Tyco Faked Luxury Apartment Addresses, Jurors Told

From Reuters

Tyco International Ltd. devised phony addresses to hide the actual location of luxury apartments used by L. Dennis Kozlowski and Mark Swartz, a company accountant testified Monday at the trial of the two former executives.

Sheila Rex, an accountant for Tyco, testified that her department came up with fake addresses because "in the chartered accounts we didn't want anyone to know the actual location" of executive apartments in New York City.

Kozlowski and Swartz, Tyco's former chief executive and chief financial officer, respectively, are on trial on a 35-count indictment accusing them of looting Tyco of $600 million. While working in New York, both stayed in luxury apartments paid for by Tyco.

Rent on one of the apartments ran $264,000 one year, according to evidence introduced during Rex's testimony.

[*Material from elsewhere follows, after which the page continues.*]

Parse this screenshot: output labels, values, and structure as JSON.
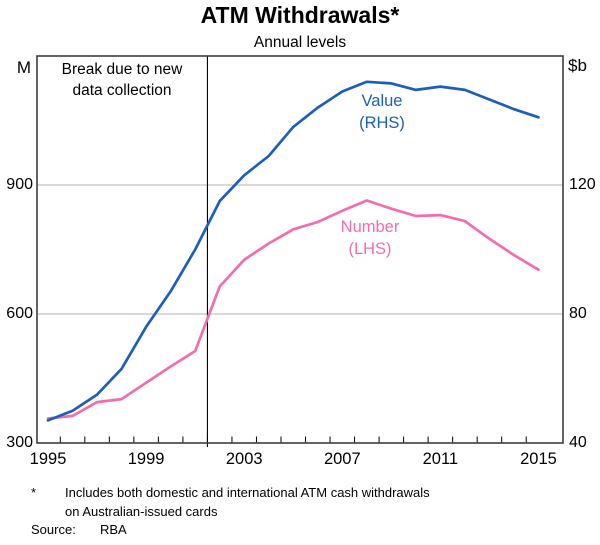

To keep the addresses secret, Kozlowski's apartment at 950 Fifth Ave. was listed on the company's accounts as 950 Park Ave. The Swartz apartment, located at 30 E. 85th St., was listed as East Street Condo.

Tyco accountants also kept separate records for furnishings in the apartments, Rex testified. When asked why, she said "furniture and fixtures have a different depreciation than a building." Tyco has said that Kozlowski's apartment was furnished with a $6,000 shower curtain and a $2,200 wastebasket, among other lavish items.

Much of Monday's testimony centered on a maze of complicated accounting at Tyco, including a special account that allowed Kozlowski to borrow company money interest free for party expenses and other miscellaneous costs.

The account had to be paid or "reclassified" within 30 days, Rex, a prosecution witness, testified. Among the items listed in one record of Kozlowski's special account were three bills from Carlson Marketing Group, which Rex said was an event planner, totaling more than $750,000.